The effectiveness of the Nesbit operation and its modifications (according to the deformation correction criterion) is from 75 to 96%. The disadvantages of the operation include a high risk of damage to the urethra and vascular-nerve bundle with the development of erectile dysfunction (impotence) (8-23%) and loss of sensitivity of the glans penis (12%). Shortening of the penis is noted in 14-98% of cases.
An alternative to the Nesbit operation is considered to be plication of the tunica albuginea of the penis. The essence of this type of corporoplasty is invagination of the tunica albuginea without opening the cavernous bodies in the zone of maximum deviation. Non-absorbable suture material is used during the operation. Differences in plication methods concern the options for creating duplications of the tunica albuginea, their number and marking the levels of application.
The effectiveness of plication corporoplasty is highly variable and ranges from 52 to 94%. The disadvantages of this type of surgical intervention include shortening of the penis (41-90%), recurrence of deformation (5-91%) and the formation of painful seals, granulomas, which can be palpated under the skin of the penis.
Indications for plication corporoplasty:
- deformation angle no more than 45°;
- absence of "small penis" syndrome:
- absence of hourglass deformation.
Plication corporoplasty can be performed both with preserved erectile function and with erectile disorders in the compensation and subcompensation stage, provided that phosphodiesterase type 5 inhibitors are effective. Nesbit's operation is indicated only with preserved erectile function at the clinical and subclinical levels.
Indications for flap corporoplasty (“lengthening” techniques):
- deformation angle more than 45°;
- "small penis" syndrome:
- change in the shape of an organ (deformation with narrowing).
A mandatory condition for performing flap corporoplasty is preserved erectile function.
Flap corporoplasty can be performed with either dissection or excision of the plaque, with subsequent replacement of the defect with natural or synthetic material. The question of the optimal plastic material remains open. In flap corporoplasty, the following are used:
- autografts - venous wall of the great saphenous vein of the thigh or dorsal vein, skin, tunica vaginalis of the testicle, vascularized flap of the preputial sac; o allografts - cadaveric pericardium (Tutoplasi), dura mater;
- xenografts - submucosal layer of the small intestine of animals (SIS);
- synthetic materials goretex, silastic, dexon.

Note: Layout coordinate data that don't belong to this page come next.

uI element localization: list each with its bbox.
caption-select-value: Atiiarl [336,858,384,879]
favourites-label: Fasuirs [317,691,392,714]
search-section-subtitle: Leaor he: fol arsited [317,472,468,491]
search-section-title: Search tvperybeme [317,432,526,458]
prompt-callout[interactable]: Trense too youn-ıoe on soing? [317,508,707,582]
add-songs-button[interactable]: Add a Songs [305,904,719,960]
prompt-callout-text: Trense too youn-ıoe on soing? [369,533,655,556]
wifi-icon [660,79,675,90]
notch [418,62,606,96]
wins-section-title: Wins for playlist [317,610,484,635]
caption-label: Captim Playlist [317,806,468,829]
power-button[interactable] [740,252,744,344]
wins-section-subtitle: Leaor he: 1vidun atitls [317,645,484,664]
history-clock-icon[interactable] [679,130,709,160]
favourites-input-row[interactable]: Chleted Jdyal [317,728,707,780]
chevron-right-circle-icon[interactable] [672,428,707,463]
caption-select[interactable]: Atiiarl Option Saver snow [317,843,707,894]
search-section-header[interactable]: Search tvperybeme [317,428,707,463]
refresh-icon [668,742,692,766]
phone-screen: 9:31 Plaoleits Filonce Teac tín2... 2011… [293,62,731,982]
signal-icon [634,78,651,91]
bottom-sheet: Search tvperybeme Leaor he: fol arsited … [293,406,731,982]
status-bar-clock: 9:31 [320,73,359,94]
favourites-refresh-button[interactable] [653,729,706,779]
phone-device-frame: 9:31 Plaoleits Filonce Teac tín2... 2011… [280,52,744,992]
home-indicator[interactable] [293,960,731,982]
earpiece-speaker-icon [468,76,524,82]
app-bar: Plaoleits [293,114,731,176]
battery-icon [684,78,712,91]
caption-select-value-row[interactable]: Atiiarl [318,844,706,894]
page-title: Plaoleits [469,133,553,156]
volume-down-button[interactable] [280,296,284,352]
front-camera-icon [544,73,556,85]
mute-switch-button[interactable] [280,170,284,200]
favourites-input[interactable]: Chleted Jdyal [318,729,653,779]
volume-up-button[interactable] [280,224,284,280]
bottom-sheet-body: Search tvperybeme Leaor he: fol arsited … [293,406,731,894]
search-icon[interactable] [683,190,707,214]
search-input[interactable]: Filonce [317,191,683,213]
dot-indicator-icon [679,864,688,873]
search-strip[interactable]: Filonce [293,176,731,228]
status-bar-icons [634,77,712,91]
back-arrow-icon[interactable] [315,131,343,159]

The effectiveness of flap plastic surgery (according to the deviation correction criterion) is highly variable and ranges from 75 to 96% when using an autovenous transplant. 70-75% when using a skin flap. 41% - a lyophilized flap from the dura mater, 58% - the vaginal layer of the testicle. The main complication of flap corporoplasty remains erectile dysfunction, which occurs in 12-40% of cases.
Experimental studies have confirmed the advantages of using a venous flap compared to skin and synthetic ones. The operation using a flap of the great saphenous vein of the thigh was proposed by T. Lue and G. Brock in 1993 and is currently quite widely used.
The indication for implantation of penile prostheses with one-stage correction of deformity in Peyronie's disease is widespread damage to the penis and erectile dysfunction (impotence) in the decompensation stage, not amenable to therapy with phosphodiesterase-5 inhibitors. The choice of penile prosthesis depends on the degree of deformation and the patient's choice. It is customary to evaluate the "success" of phalloendoprosthetics with a residual curvature of less than or equal to 15. In the case of a more pronounced residual deformation, either manual modeling is performed according to Wilson S. and Delk J., or plaques are dissected with (without) subsequent flap corporoplasty.